How Do Mice Know How to Avoid Traps?

Empty mouse traps? We can explain. Here's how mice know to avoid those traps

Here's how mice know how to avoid traps

When you have a mouse or mice in your home, many things can happen. They chew through wires, steal things, nest or burrow into your walls. What is the right course of action? People may set down mouse traps. But, what happens if the traps don’t work? Do the mice know to avoid traps?

While mice in your home don’t necessarily know that the wooden bed with a little block of cheese is set for them, they do have an extraordinary sense of smell. The fact is that they don’t know to avoid traps, but they do know to avoid humans.

If you have a mouse infestation in your home there are a few things to keep in mind:

Humane Traps May Work Best

If you are interested in ridding your home of mice (as in many), humane traps will allow the trapped mouse to live, while not setting off a smell of a dead mouse.

ActionPest.com explains that mice continuously dribble urine; to them, the smell is a sense of comfort. If a mouse is caught alive, it will urinate over the trap. Once the other mice smell the urine, they will gravitate toward the smell as a safe and familiarity.

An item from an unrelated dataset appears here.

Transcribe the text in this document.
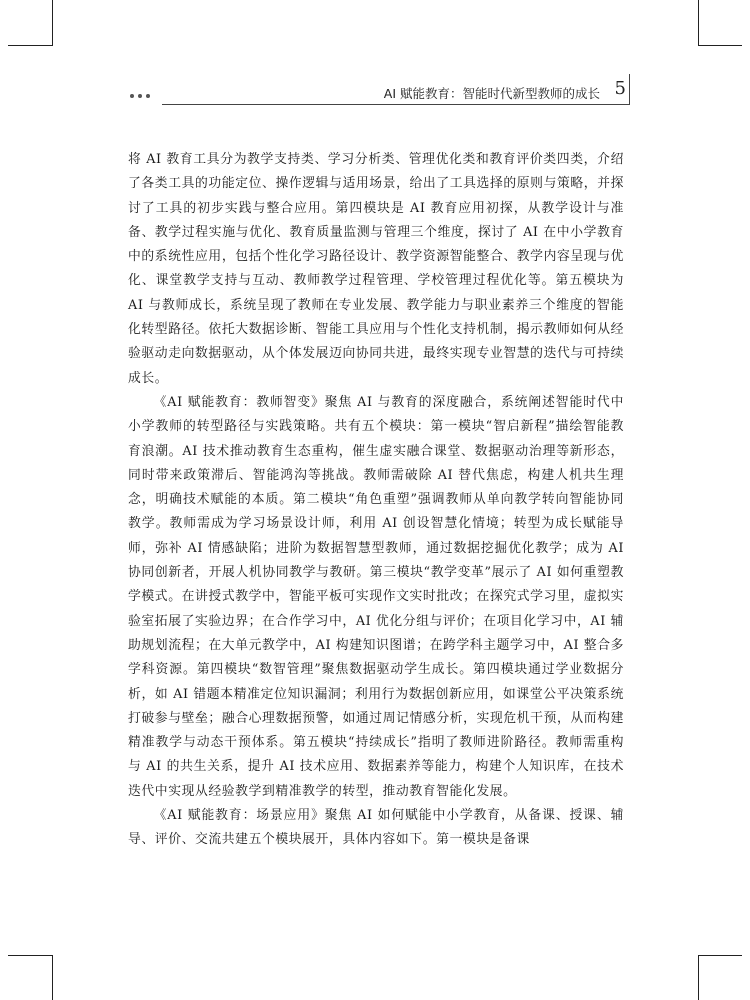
AI 赋能教育：智能时代新型教师的成长 5

将 AI 教育工具分为教学支持类、学习分析类、管理优化类和教育评价类四类，介绍了各类工具的功能定位、操作逻辑与适用场景，给出了工具选择的原则与策略，并探讨了工具的初步实践与整合应用。第四模块是 AI 教育应用初探，从教学设计与准备、教学过程实施与优化、教育质量监测与管理三个维度，探讨了 AI 在中小学教育中的系统性应用，包括个性化学习路径设计、教学资源智能整合、教学内容呈现与优化、课堂教学支持与互动、教师教学过程管理、学校管理过程优化等。第五模块为 AI 与教师成长，系统呈现了教师在专业发展、教学能力与职业素养三个维度的智能化转型路径。依托大数据诊断、智能工具应用与个性化支持机制，揭示教师如何从经验驱动走向数据驱动，从个体发展迈向协同共进，最终实现专业智慧的迭代与可持续成长。

《AI 赋能教育：教师智变》聚焦 AI 与教育的深度融合，系统阐述智能时代中小学教师的转型路径与实践策略。共有五个模块：第一模块“智启新程”描绘智能教育浪潮。AI 技术推动教育生态重构，催生虚实融合课堂、数据驱动治理等新形态，同时带来政策滞后、智能鸿沟等挑战。教师需破除 AI 替代焦虑，构建人机共生理念，明确技术赋能的本质。第二模块“角色重塑”强调教师从单向教学转向智能协同教学。教师需成为学习场景设计师，利用 AI 创设智慧化情境；转型为成长赋能导师，弥补 AI 情感缺陷；进阶为数据智慧型教师，通过数据挖掘优化教学；成为 AI 协同创新者，开展人机协同教学与教研。第三模块“教学变革”展示了 AI 如何重塑教学模式。在讲授式教学中，智能平板可实现作文实时批改；在探究式学习里，虚拟实验室拓展了实验边界；在合作学习中，AI 优化分组与评价；在项目化学习中，AI 辅助规划流程；在大单元教学中，AI 构建知识图谱；在跨学科主题学习中，AI 整合多学科资源。第四模块“数智管理”聚焦数据驱动学生成长。第四模块通过学业数据分析，如 AI 错题本精准定位知识漏洞；利用行为数据创新应用，如课堂公平决策系统打破参与壁垒；融合心理数据预警，如通过周记情感分析，实现危机干预，从而构建精准教学与动态干预体系。第五模块“持续成长”指明了教师进阶路径。教师需重构与 AI 的共生关系，提升 AI 技术应用、数据素养等能力，构建个人知识库，在技术迭代中实现从经验教学到精准教学的转型，推动教育智能化发展。

《AI 赋能教育：场景应用》聚焦 AI 如何赋能中小学教育，从备课、授课、辅导、评价、交流共建五个模块展开，具体内容如下。第一模块是备课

Use Gloves When Putting Out the Trap

To reiterate, mice have a fantastic sense of smell. When they smell humans, they bolt or avoid the places. This avoidance is due to their keen sense of alert. Most times, unless nesting, mice are on alert. Even when they are eating, if a mouse smells a human scent on a trap or even a piece of food, they will, no doubt, avoid the human scent.

Check the Traps Often

When mice avoid traps, the smell humans or they smell another mouse that died. If the mice in your home are avoiding traps you set out, there may have been a mouse that sat for a few days before it was discarded. Make sure to check your traps often. Doing so will help keep the scent of death off the traps and otherwise not alert the mice to possible danger.

Move the Traps Around the House

Chances are, if you have one mouse in your house, you may have several especially, if you live near nature or in close quarters to your neighbors, such as in a major city. The fact of the matter is if you have an infestation of mice, and the mice begin to notice that others are not returning to the group, they may catch on and stay away from places they know their counterparts were going.

Moving the traps around the house will help keep the mice from avoiding places that traps may generally be.

Keep It to the Walls.

No one is going to put a mousetrap in the center of their living room; however, note that mice feel most comfortable along the walls. This comfort is due to the state of being alert, always. Having a wall on one side of their body is a way for mice to know that once place is safe.

Jerry was a Cartoon Mouse

While Tom and Jerry provided entertainment (and some extreme violence), Jerry was created far more clever than any mouse will ever be. As far as human intelligence goes, mice are no comparison. What they do have is a sense to stay alive. That alertness allows them to avoid traps when they have the scent of anything unfamiliar to them. Remember, urine is a comfort, and the death of one of their friends will send them in a different direction.

To Sum It Up...

Mice have a keen sense of smell. Using gloves to cover up the “human” scent when preparing and lying traps out will help catch mice better, easier, and quicker. Humane traps may work best due to the constant stream of urine mice excrete in their waking hours. Urine is a comfort to them, and by having a live mouse in the trap, and streaming urine, other mice will flock instead of avoiding. Finally, check your traps often and keep to the walls. A mouse is on constant alert, the smell of another dead mouse or a trap not set close to a wall will have that mouse avoiding any traps set up.